If you have ever had hair lice and have tried to get rid of the nits, you know well how difficult it is. The female lice effectively cement their eggs to human hair, and it is a herculean task to dislodge them. However, a recent study has revealed something astonishing about the glue used by the lice to stick stubbornly to the head. Just in the way Jurassic Park portrayed the DNA of dinosaurs being preserved by mosquitos that had sucked their blood, the cement used by the lice to stick to the head preserved high quality ancient DNA from the hosts of the lice, the research said.
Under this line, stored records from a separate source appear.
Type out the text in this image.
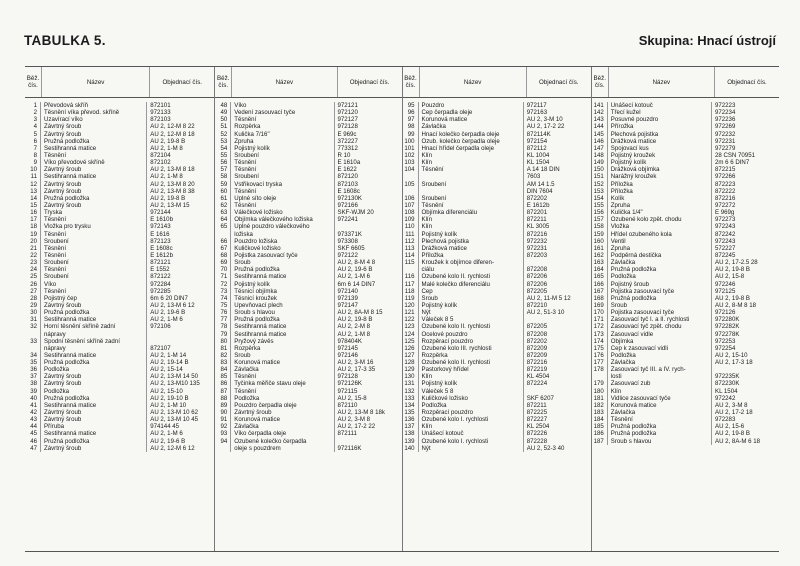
TABULKA 5.	Skupina: Hnací ústrojí
Běž. čís.	Název	Objednací čís.
1	Převodová skříň	872101
2	Těsnění víka převod. skříně	972133
3	Uzavírací víko	872103
4	Závrtný šroub	AU 2, 12-M 8 22
5	Závrtný šroub	AU 2, 12-M 8 18
6	Pružná podložka	AU 2, 19-8 B
7	Šestihranná matice	AU 2, 1-M 8
8	Těsnění	872104
9	Víko převodové skříně	872102
10	Závrtný šroub	AU 2, 13-M 8 18
11	Šestihranná matice	AU 2, 1-M 8
12	Závrtný šroub	AU 2, 13-M 8 20
13	Závrtný šroub	AU 2, 13-M 8 38
14	Pružná podložka	AU 2, 19-8 B
15	Závrtný šroub	AU 2, 13-M 15
16	Tryska	972144
17	Těsnění	E 1610b
18	Vložka pro trysku	972143
19	Těsnění	E 1616
20	Šroubení	872123
21	Těsnění	E 1608c
22	Těsnění	E 1612b
23	Šroubení	872121
24	Těsnění	E 1552
25	Šroubení	872122
26	Víko	972284
27	Těsnění	972285
28	Pojistný čep	6m 6 20 DIN7
29	Závrtný šroub	AU 2, 13-M 6 12
30	Pružná podložka	AU 2, 19-6 B
31	Šestihranná matice	AU 2, 1-M 6
32	Horní těsnění skříně zadní	972106
nápravy
33	Spodní těsnění skříně zadní
nápravy	872107
34	Šestihranná matice	AU 2, 1-M 14
35	Pružná podložka	AU 2, 19-14 B
36	Podložka	AU 2, 15-14
37	Závrtný šroub	AU 2, 13-M 14 50
38	Závrtný šroub	AU 2, 13-M10 135
39	Podložka	AU 2, 15-10
40	Pružná podložka	AU 2, 19-10 B
41	Šestihranná matice	AU 2, 1-M 10
42	Závrtný šroub	AU 2, 13-M 10 62
43	Závrtný šroub	AU 2, 13-M 10 45
44	Příruba	974144 45
45	Šestihranná matice	AU 2, 1-M 6
46	Pružná podložka	AU 2, 19-6 B
47	Závrtný šroub	AU 2, 12-M 6 12
Běž. čís.	Název	Objednací čís.
48	Víko	972121
49	Vedení zasouvací tyče	972120
50	Těsnění	972127
51	Rozpěrka	972128
52	Kulička 7/16"	E 969c
53	Zpruha	372227
54	Pojistný kolík	773312
55	Šroubení	R 10
56	Těsnění	E 1610a
57	Těsnění	E 1622
58	Šroubení	872120
59	Vstřikovací tryska	872103
60	Těsnění	E 1608c
61	Úplné síto oleje	972130K
62	Těsnění	972166
63	Válečkové ložisko	SKF-WJM 20
64	Objímka válečkového ložiska	972241
65	Úplné pouzdro válečkového
ložiska	973371K
66	Pouzdro ložiska	973308
67	Kuličkové ložisko	SKF 6605
68	Pojistka zasouvací tyče	972122
69	Šroub	AU 2, 8-M 4 8
70	Pružná podložka	AU 2, 19-6 B
71	Šestihranná matice	AU 2, 1-M 6
72	Pojistný kolík	6m 6 14 DIN7
73	Těsnicí objímka	972140
74	Těsnicí kroužek	972139
75	Upevňovací plech	972147
76	Šroub s hlavou	AU 2, 8A-M 8 15
77	Pružná podložka	AU 2, 19-8 B
78	Šestihranná matice	AU 2, 2-M 8
79	Šestihranná matice	AU 2, 1-M 8
80	Pryžový závěs	978404K
81	Rozpěrka	972145
82	Šroub	972146
83	Korunová matice	AU 2, 3-M 16
84	Závlačka	AU 2, 17-3 35
85	Těsnění	972128
86	Tyčinka měřiče stavu oleje	972126K
87	Těsnění	972115
88	Podložka	AU 2, 15-8
89	Pouzdro čerpadla oleje	872110
90	Závrtný šroub	AU 2, 13-M 8 18k
91	Korunová matice	AU 2, 3-M 8
92	Závlačka	AU 2, 17-2 22
93	Víko čerpadla oleje	872111
94	Ozubené kolečko čerpadla
oleje s pouzdrem	972116K
Běž. čís.	Název	Objednací čís.
95	Pouzdro	972117
96	Čep čerpadla oleje	972163
97	Korunová matice	AU 2, 3-M 10
98	Závlačka	AU 2, 17-2 22
99	Hnací kolečko čerpadla oleje	872114K
100	Ozub. kolečko čerpadla oleje	972154
101	Hnací hřídel čerpadla oleje	872112
102	Klín	KL 1004
103	Klín	KL 1504
104	Těsnění	A 14 18 DIN
7603
105	Šroubení	AM 14 1.5
DIN 7604
106	Šroubení	872202
107	Těsnění	E 1612b
108	Objímka diferenciálu	872201
109	Klín	872211
110	Klín	KL 3005
111	Pojistný kolík	872216
112	Plechová pojistka	972232
113	Drážková matice	972231
114	Příložka	872203
115	Kroužek k objímce diferen-
ciálu	872208
116	Ozubené kolo II. rychlosti	872206
117	Malé kolečko diferenciálu	872206
118	Čep	872205
119	Šroub	AU 2, 11-M 5 12
120	Pojistný kolík	872210
121	Nýt	AU 2, 51-3 10
122	Váleček 8 5
123	Ozubené kolo II. rychlosti	872205
124	Ocelové pouzdro	872208
125	Rozpěrací pouzdro	872202
126	Ozubené kolo III. rychlosti	872209
127	Rozpěrka	872209
128	Ozubené kolo II. rychlosti	872216
129	Pastorkový hřídel	872219
130	Klín	KL 4504
131	Pojistný kolík	872224
132	Váleček 5 8
133	Kuličkové ložisko	SKF 6207
134	Podložka	872211
135	Rozpěrací pouzdro	872225
136	Ozubené kolo I. rychlosti	872227
137	Klín	KL 2504
138	Unášecí kotouč	872226
139	Ozubené kolo I. rychlosti	872228
140	Nýt	AU 2, 52-3 40
Běž. čís.	Název	Objednací čís.
141	Unášecí kotouč	972223
142	Třecí kužel	972234
143	Posuvné pouzdro	972236
144	Přírožka	972269
145	Plechová pojistka	972232
146	Drážková matice	972231
147	Spojovací kus	972279
148	Pojistný kroužek	28 ČSN 70951
149	Pojistný kolík	2m 6 6 DIN7
150	Drážková objímka	872215
151	Narážný kroužek	972266
152	Příložka	872223
153	Příložka	872222
154	Kolík	872216
155	Zpruha	972272
156	Kulička 1/4"	E 969g
157	Ozubené kolo zpět. chodu	972273
158	Vložka	972243
159	Hřídel ozubeného kola	872242
160	Ventil	972243
161	Zpruha	572227
162	Podpěrná destička	872245
163	Závlačka	AU 2, 17-2.5 28
164	Pružná podložka	AU 2, 19-8 B
165	Podložka	AU 2, 15-8
166	Pojistný šroub	972246
167	Pojistka zasouvací tyče	972125
168	Pružná podložka	AU 2, 19-8 B
169	Šroub	AU 2, 8-M 8 18
170	Pojistka zasouvací tyče	972126
171	Zasouvací tyč I. a II. rychlosti	972280K
172	Zasouvací tyč zpět. chodu	972282K
173	Zasouvací vidle	972278K
174	Objímka	972253
175	Čep k zasouvací vidli	972254
176	Podložka	AU 2, 15-10
177	Závlačka	AU 2, 17-3 18
178	Zasouvací tyč III. a IV. rych-
losti	972235K
179	Zasouvací zub	872230K
180	Klín	KL 1504
181	Vidlice zasouvací tyče	972242
182	Korunová matice	AU 2, 3-M 8
183	Závlačka	AU 2, 17-2 18
184	Těsnění	972283
185	Pružná podložka	AU 2, 15-6
186	Pružná podložka	AU 2, 19-8 B
187	Šroub s hlavou	AU 2, 8A-M 6 18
The research, which is published in the journal Molecular Biology and Evolution, was concluded after a study of Argentinean mummies that were 2000 years old. For the study, the University of Reading collaborated with scientists at the National University of San Juan in Argentina, Bangor University in Wales, the Oxford University Museum of Natural History, and the University of Copenhagen in Denmark.
Cement secretion from glands of female lice had created eggs that attached to ancient humans thousands of years ago and trapped the skin cells from the scalp into the cement. Senior author of the article and associate professor of invertebrate biology, Alejandra Perotti, and her team sequenced genomes from the skin cells to discover that these ancient inhabitants originally came from rainforests in southern Venezuela and Colombia.
Even so, the quality of the DNA in the glue was as good as DNA retrieved from teeth and even better than that of other sources like the petrous bone of the skull. This implies that lice from ancient clothes, textile and hair would be priceless in terms of providing us with a good DNA sample of humans whose remains have long vanished.
“If you have hair, or if you have clothing, you can find nits attached,” said Perotti according to The Guardian. “We can study thousands of years of the hosts’, and lice’s natural and evolutionary history just by examining the DNA trapped in the cement.”
Examination of the ancient DNA trapped in the glue revealed genetic signatures of Merkel Cell Polyomavirus, which proves to be the earliest record of the virus.